Sheldon Silver steps down as Assembly speaker after his arrest in January on corruption charges.

SEPTEMBER

TRD heads to Shanghai for its first event in China.

OCTOBER

Blackstone and Ivanhoe Cambridge buy Stuy Town out of foreclosure for $5.3 billion.

DECEMBER

The median Manhattan home price hits $1 million for the first time.

2016

JANUARY

This year, Chinese buyers pour a record $14.3 billion into New York real estate before Beijing’s capital controls and corruption crackdown start to close the tap.

JANUARY

TRD launches its L.A. website and prints a quarterly magazine on the L.A. market. A Chicago website follows in 2018.

MARCH

The $4 billion Oculus transit hub opens at the World Trade Center, $2 billion over budget and seven years late.

JUNE

After a six year run, commercial rents peak and the retail market starts to crack.

AUGUST

TRD moves to Hudson Yards, doubling its office footprint.

NOVEMBER

Donald Trump is elected U.S. president.

2017

JUNE

Anbang Insurance Group Chair Wu Xiaohui is detained in Beijing, prompting other Chinese real estate investors to start dumping assets.

AUGUST

The City Council rezones Midtown East — four years after an initial proposal.

SEPTEMBER

Harry and Linda Macklowe’s divorce trial begins, deciding the fate of an estimated $2 billion fortune.

DECEMBER

Newmark Knight Frank goes public, but sells fewer shares at a lower price than planned.

2018

JANUARY

Federal tax reform takes effect, capping deductibility of state and local income taxes and depressing home sales in the tri-state area.

JUNE

TRD launches digital subscriptions for its website.

AUGUST

Cushman & Wakefield goes public at $17 per share, raising $765 million.

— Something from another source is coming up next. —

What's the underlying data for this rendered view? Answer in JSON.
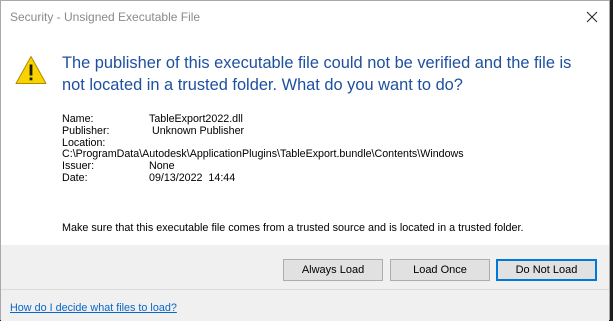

Post-IPO, “CWK” has mostly traded between $16 and $20, giving the company a market capitalization of $4.5 billion.

NOVEMBER

Democrats capture the state senate in a progressive wave, and Albany turns against the real estate industry.

DECEMBER

The median Manhattan home price dips below $1 million for the first time in three years.

2019

FEBRUARY

Amazon cancels plans for a Long Island City campus after opposition by activists and the state Senate.

MARCH

Related Companies cuts the ribbon at Hudson Yards, the largest private development in the U.S.

JUNE

New York enacts a permanent rent law,  severely limiting rent increases for about 1 million apartments.

JULY

James Whelan replaces John Banks as president of REBNY.

SEPTEMBER

WeWork cancels its IPO. SoftBank’s Masayoshi Son later publicly apologizes for investing in the co-working company.

SEPTEMBER

Leaked documents reveal broker splits, marketing budgets and gross commission income for all Corcoran Group agents.

DECEMBER

REBNY files a brief supporting a federal lawsuit challenging the new rent law.